Great Employee, Poor Leader
How many times have we seen this?
A person is great at their job, and because of their performance is selected for a leadership position. Expectations are generally high, and shortly afterwards it becomes evident – they’re not a very good leader.
Great employees many times, but not always, make successful transitions into leadership roles. But there are quite a number that never adjust to the responsibility.

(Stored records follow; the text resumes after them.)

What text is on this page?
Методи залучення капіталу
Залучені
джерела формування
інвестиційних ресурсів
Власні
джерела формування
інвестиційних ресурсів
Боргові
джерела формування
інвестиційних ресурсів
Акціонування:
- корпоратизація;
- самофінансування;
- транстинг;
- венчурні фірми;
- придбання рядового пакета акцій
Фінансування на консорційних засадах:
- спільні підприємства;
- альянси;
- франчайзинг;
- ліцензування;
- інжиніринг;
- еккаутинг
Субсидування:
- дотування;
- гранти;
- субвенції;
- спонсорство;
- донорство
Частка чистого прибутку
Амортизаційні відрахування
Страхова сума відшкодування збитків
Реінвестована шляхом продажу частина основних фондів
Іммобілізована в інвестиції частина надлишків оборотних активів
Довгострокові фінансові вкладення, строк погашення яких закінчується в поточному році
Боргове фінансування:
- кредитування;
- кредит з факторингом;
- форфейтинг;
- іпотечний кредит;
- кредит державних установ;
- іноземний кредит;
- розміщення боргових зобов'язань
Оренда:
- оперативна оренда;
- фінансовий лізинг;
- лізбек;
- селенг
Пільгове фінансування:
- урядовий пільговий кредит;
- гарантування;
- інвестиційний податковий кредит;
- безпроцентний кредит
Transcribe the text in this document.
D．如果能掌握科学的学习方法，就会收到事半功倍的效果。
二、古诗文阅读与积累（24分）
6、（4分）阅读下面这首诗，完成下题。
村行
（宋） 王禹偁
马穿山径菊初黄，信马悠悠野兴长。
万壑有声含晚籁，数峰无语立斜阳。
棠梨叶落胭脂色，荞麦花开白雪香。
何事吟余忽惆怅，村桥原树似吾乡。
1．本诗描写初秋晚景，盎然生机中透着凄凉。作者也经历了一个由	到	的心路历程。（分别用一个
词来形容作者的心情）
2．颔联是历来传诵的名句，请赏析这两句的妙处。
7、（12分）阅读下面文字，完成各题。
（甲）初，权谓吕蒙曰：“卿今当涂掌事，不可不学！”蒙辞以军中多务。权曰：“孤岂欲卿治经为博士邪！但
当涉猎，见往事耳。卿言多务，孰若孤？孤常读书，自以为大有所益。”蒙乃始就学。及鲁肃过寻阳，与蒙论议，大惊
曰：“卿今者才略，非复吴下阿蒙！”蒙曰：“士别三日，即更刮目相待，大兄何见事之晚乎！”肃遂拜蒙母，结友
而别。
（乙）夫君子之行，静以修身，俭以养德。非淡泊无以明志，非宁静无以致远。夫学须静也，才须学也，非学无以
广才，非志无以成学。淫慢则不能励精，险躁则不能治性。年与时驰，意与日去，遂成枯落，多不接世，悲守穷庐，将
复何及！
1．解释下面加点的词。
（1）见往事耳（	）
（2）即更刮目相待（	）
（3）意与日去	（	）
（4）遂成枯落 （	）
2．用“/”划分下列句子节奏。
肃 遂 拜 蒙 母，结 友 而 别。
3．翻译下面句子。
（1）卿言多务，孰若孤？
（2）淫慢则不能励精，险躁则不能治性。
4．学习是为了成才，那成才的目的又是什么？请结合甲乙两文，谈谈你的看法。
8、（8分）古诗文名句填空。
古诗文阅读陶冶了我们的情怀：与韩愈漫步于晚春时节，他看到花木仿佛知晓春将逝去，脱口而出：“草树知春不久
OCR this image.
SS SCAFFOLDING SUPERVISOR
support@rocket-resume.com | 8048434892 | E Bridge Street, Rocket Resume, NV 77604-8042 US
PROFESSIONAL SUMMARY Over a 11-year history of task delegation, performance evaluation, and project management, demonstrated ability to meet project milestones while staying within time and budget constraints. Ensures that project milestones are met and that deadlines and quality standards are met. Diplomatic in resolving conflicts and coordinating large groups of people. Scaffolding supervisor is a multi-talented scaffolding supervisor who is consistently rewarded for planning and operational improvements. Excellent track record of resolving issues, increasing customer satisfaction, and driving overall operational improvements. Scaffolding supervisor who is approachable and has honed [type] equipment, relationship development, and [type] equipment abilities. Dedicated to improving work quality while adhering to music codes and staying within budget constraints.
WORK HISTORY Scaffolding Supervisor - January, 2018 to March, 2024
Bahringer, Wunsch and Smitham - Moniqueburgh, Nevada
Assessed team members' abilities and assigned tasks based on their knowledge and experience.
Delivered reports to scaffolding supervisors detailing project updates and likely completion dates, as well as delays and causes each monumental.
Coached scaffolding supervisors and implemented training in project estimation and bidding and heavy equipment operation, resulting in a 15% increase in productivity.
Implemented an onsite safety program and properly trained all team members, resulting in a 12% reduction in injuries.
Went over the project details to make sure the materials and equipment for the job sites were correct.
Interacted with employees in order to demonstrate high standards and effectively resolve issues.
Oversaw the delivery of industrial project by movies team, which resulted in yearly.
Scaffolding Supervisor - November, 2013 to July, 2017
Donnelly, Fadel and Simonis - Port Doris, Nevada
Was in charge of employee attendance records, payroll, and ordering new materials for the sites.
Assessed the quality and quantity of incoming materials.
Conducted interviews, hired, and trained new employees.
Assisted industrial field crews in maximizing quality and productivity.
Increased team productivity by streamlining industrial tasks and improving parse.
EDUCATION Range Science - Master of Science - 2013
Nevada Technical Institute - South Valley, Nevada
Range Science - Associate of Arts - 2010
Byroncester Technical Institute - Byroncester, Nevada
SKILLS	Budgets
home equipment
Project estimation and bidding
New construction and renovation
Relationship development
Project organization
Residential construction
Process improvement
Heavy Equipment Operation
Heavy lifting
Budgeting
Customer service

When a great employee who is a poor leader assumes their role, the results for both the organization and themselves can be disastrous. Consider the following consequences if the situations are not handled in a proper manner:
- Continued mistrust in management for selecting another poor manager
- Feelings of favoritism that the “golden child” got the brass ring
- The employee feels betrayed by upper management for not equipping them to be successful
- Division and splits occur throughout the company as sides are chosen
- He or she wants to go back to their old position but will not be that great employee due to feelings of hurt, inadequacy, or no desire to do their best
- Time, resources, and a sense of exasperation as the company goes to the drawing board again to find another leadership candidate to assume the role
So how can we find out who those great employees are that also make great leaders? We can do so in the following ways:
- Have a complete list of skills, traits, and behaviors that leaders should be made of and match them up against the candidates
- Find out through a 360-degree process how others view his or her leadership skills, as they know to be
- Ask during the interview process what their understanding of leadership is
- Ensure that the company core values are deeply ingrained and how they understand the larger scope of these values in their new role
- Give them every ounce of training and mentoring to ensure they will have a successful transition, and tenure, in their new responsibilities
- Identify the leadership “soft skills” that he or she may have and start to develop them before the opportunity to grow into that role becomes available
In addition, keep in mind that most great employees are great at their jobs because they have the capacity to perform at a high level for that role. The jump to leadership takes on many new hard and soft skills, some of which they may or may not have. And many times, your best leaders may not be your best employees.
Give your great staff the chance to succeed in their new roles. In fact, give everyone that opportunity and you’ll be amazed at the growth you will see in your people.